Solution Approach 2:
The patent uses coordinate encoding that transforms data into a different parameter space where error correction becomes more efficient. By changing the representation of data through mathematical transformation, the system achieves robust error correction with optimized processing requirements during both write and read operations.
3Quantity of substance
If additional storage units are added to expand the DSN, then storage capacity is improved, but data redistribution and re-encoding complexity increases
Solution Approach 1:
The patent implements a dynamic DSN architecture where the encoding parameters and slice distribution can be adaptively adjusted when storage capacity changes. When new storage units are added, the system dynamically re-encodes and redistributes data using updated coordinate systems, allowing seamless capacity expansion without manual intervention or complex static reconfiguration.
Solution Approach 2:
The patent creates a universal encoding framework that works regardless of the number or configuration of storage units. The coordinate encoding system is designed to be scalable and adaptable to different DSN topologies, allowing the same fundamental approach to handle both initial data distribution and subsequent expansions without requiring fundamentally different mechanisms.
Data Source
AI summary
A processing system is operable to encode data to produce a first set of data slices based on a value of a width parameter. The data is stored based on maintaining storage of the first set of data slices across a set of storage units of a storage pool.
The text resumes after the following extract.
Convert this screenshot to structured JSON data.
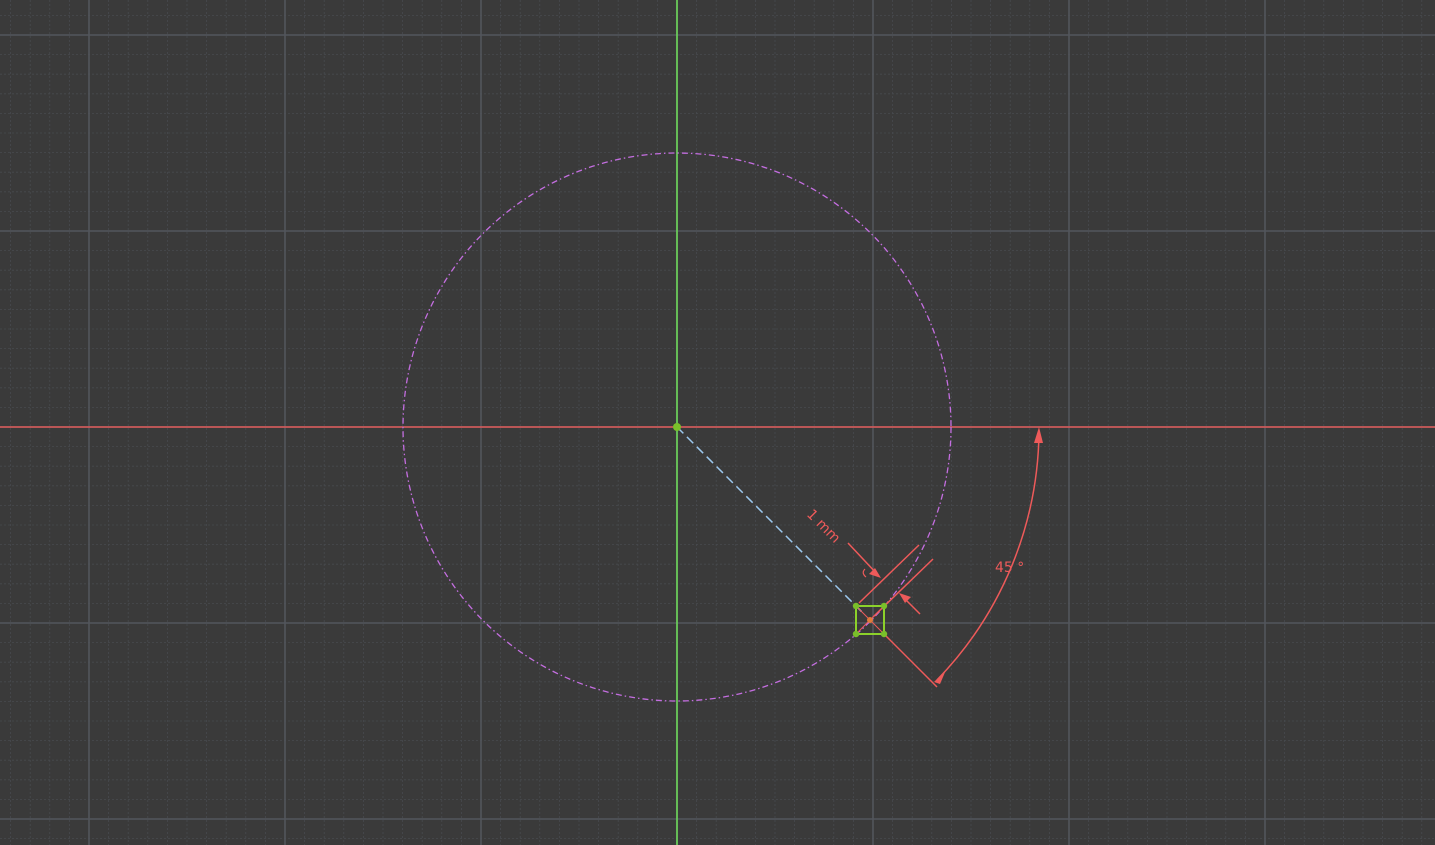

Storage of the first set of data slices is maintained in the set of storage units of the storage pool after addition of an additional set of storage units added to the storage pool. The value of the width parameter is increased to an increased value to produce an updated width parameter. The data is re-encoded in accordance with the updated width parameter to produce a second set of data slices. The data is re-stored based on maintaining storage of the second set of data slices across the expanded set of storage units of the storage pool.